Pythagoras fish-gobs a couple times, then manages, 'We have come to remove a curse. That is all. Not an important one—I mean, to you.'
Medea's voice is bitter, sherds piled in her arms and hair dark-haloing her face. 'They've destroyed more than petty curses.'
'Your warrior, Jason of Weymouth,' Pelos says. 'I would be willing to trade your freedom for his servitude, if you could assure me that he is not already in bondage to another king.'
Pythagoras' lips seal into a line, and he flares breath. Fear not quite cut from his eyes so they glint sharp, he scorns, 'You are a fool who leaches others' power.'
The guard drags the far two fingers to the side, leaving the index and middle spread. They are splotched black. Pythagoras, shoulders twisted oblique to accommodate the lost height from his pinned hand, snaps, 'Really? Must it be the right? It is inconvenient.'
'We will leave!' Jason cries. 'We will leave with the freedom we came with, and in return you will be lucky to never witness Weymouth or its gods.'
Medea scoffs. 'Let me turn them into frogs, Pelos. That would be far more entertaining than their current spineless forms.'
Pelos hums consideration. He says, 'Inconvenient and unbalanced.' A moment and there are two hands pinned to the table, forcing Pythagoras to bow, and his brittle rage fragments and he says, 'No no no, that was not the intended solution.' The guard leans to put weight on the wrists, but despite the partial view, Jason sees Pythagoras' arms, pulled obtuse, shivering in unfelt cold.

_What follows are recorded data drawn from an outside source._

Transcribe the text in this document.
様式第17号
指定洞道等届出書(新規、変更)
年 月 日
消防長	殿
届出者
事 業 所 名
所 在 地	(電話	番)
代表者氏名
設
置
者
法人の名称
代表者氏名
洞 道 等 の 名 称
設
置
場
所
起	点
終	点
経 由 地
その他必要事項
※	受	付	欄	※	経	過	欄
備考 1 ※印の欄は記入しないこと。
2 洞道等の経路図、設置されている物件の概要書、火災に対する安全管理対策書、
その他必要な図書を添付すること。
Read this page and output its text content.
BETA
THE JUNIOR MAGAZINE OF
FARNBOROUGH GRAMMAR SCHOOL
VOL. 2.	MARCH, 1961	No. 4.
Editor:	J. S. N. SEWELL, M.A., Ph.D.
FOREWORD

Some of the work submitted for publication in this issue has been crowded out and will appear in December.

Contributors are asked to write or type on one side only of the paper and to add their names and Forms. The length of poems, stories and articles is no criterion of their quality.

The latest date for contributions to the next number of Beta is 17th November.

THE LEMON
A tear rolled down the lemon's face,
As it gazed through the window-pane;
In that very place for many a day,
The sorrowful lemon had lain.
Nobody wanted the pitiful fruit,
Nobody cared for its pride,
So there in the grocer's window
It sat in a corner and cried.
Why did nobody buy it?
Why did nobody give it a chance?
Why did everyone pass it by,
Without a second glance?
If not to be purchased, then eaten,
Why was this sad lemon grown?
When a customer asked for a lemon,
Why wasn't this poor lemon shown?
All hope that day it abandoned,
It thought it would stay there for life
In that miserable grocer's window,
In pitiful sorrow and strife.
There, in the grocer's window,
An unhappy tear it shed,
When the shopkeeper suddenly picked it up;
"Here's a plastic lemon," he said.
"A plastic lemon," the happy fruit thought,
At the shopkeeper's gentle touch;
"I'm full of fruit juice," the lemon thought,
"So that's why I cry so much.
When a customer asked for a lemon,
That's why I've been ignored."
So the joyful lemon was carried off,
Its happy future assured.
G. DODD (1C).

'Let him go,' Jason says. 'I will—'
'Gods help me, Jason, if you try to sacrifice yourself!' It would be fierce an octave lower. His shoulders peak small. Jason snags on his stare, and his surrender falters into pleas: they need out, and he will build a shrine to Dorset, he swears it, he'll start a bloody cult in His honour—this isn't happening, it isn't—just get the hell out with his friend restored, and—
'You promise retribution for crimes I have not yet committed,' Pelos says. Half a metre away, there is one more arc then a plummeted tangent and Jason can't, his eyes flinch shut and there's no time to repair his cowardice or shout and
bangsnap
slams his heart off-rhythm
and Pythagoras cries hoarse and chokes silent after two quicklong seconds on air-stealing shock.
Jason lurches from the trident shouting, 'Pythag—' but the arm gags and yanks him back, and it is too late, Pythagoras' face is hidden in an arm and his knees are buckled to the floor and his hands are still clamped to the table in prayer so all Jason sees are hypotenuses of scapulae falling-up-falling in failed flight.
Pelos says, 'I would see them come to my gates, these gods and warriors, and claim them for my own.'
An exhale carries a thin keen.
Pelos raises the hammer to the top of a freefall curve.